As proof of CAN-SPAM's effectiveness as a law enforcement tool, Panes announced eight new lawsuits filed by the FTC, its Canadian counterpart, and the Attorney Generals from Florida, Texas, and North Carolina.

The eight lawsuits, collectively dubbed "Operation Button Push," accuse 10 people of breaking various provisions of the CAN-SPAM Act, or Canada's Competition Act. Some of the spammers have had their assets frozen and their spamming stopped. Others of the eight lawsuits have only just been filed.

The FTC, said Panes, has filed 21 lawsuits against spammers using the CAN-SPAM Act, and in the same two-year period, has worked with partners such as states or foreign governments on 50 other cases involving over 750 defendants.
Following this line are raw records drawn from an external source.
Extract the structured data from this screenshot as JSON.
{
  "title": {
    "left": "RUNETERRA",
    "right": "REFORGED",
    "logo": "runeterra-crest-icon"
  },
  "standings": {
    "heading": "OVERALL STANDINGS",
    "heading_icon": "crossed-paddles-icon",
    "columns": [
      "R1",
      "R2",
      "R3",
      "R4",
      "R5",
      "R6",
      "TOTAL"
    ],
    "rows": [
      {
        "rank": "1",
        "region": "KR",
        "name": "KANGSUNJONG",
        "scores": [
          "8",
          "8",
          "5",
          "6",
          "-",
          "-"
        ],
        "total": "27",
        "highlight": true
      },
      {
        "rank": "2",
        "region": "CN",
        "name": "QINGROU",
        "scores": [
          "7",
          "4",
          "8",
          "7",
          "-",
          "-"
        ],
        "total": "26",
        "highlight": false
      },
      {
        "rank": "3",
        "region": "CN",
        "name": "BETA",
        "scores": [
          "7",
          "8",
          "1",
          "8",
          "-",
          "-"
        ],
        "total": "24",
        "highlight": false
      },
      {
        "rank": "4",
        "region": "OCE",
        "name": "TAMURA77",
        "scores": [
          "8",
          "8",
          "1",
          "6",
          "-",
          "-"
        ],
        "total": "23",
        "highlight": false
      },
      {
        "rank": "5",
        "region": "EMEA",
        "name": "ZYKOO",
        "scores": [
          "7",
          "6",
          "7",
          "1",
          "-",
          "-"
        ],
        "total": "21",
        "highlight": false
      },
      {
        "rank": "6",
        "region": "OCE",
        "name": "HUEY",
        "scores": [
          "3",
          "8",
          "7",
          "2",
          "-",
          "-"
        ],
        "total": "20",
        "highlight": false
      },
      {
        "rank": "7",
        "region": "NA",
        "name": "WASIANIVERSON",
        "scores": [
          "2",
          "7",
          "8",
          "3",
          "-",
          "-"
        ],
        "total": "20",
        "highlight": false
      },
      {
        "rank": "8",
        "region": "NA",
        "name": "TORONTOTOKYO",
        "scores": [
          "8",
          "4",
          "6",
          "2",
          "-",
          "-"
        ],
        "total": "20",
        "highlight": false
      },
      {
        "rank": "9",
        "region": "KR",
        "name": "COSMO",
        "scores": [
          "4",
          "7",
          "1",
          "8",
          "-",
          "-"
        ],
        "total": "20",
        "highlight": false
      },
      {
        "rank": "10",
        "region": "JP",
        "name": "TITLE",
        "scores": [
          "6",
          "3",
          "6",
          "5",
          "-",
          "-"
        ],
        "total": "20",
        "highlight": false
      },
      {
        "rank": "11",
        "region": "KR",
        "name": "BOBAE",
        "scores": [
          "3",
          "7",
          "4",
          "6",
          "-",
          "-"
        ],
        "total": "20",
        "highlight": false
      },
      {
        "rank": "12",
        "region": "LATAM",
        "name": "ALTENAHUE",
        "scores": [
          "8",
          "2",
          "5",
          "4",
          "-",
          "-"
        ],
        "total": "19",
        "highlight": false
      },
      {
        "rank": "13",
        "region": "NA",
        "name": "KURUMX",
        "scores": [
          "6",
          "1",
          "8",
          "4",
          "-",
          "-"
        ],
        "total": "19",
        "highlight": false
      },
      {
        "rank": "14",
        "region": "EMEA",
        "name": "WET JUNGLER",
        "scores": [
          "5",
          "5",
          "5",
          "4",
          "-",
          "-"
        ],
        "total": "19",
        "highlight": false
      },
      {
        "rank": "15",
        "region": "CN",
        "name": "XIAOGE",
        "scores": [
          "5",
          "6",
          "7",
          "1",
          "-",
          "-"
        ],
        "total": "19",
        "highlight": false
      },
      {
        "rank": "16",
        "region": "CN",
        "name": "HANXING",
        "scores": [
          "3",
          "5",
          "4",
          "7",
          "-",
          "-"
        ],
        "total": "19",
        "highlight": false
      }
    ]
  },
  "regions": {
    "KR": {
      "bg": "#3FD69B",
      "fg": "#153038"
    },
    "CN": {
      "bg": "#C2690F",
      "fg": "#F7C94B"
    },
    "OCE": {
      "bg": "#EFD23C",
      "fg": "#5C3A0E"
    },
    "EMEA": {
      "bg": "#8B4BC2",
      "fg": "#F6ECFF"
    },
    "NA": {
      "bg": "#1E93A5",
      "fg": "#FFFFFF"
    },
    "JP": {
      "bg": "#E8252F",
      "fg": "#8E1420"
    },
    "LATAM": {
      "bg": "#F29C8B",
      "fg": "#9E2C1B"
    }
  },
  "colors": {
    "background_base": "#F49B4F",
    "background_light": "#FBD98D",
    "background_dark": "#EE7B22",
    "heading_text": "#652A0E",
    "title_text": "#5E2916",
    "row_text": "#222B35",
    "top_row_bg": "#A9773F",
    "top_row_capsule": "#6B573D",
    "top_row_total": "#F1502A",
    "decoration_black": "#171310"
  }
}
Bottom-line, said Panes, is that Americans are receiving less spam now than they were in 2003.

But are they?

"It's true that we've seen some drops in the volume of spam," said MX Logic's Chasin. "In 2005, 68 percent of all e-mail we surveyed was spam. That's down from 77 percent in 2004. But we need more data to be sure. Spam has its spikes, its ups and downs."

The FTC report to Congress can be downloaded in PDF format from the agency's Web site.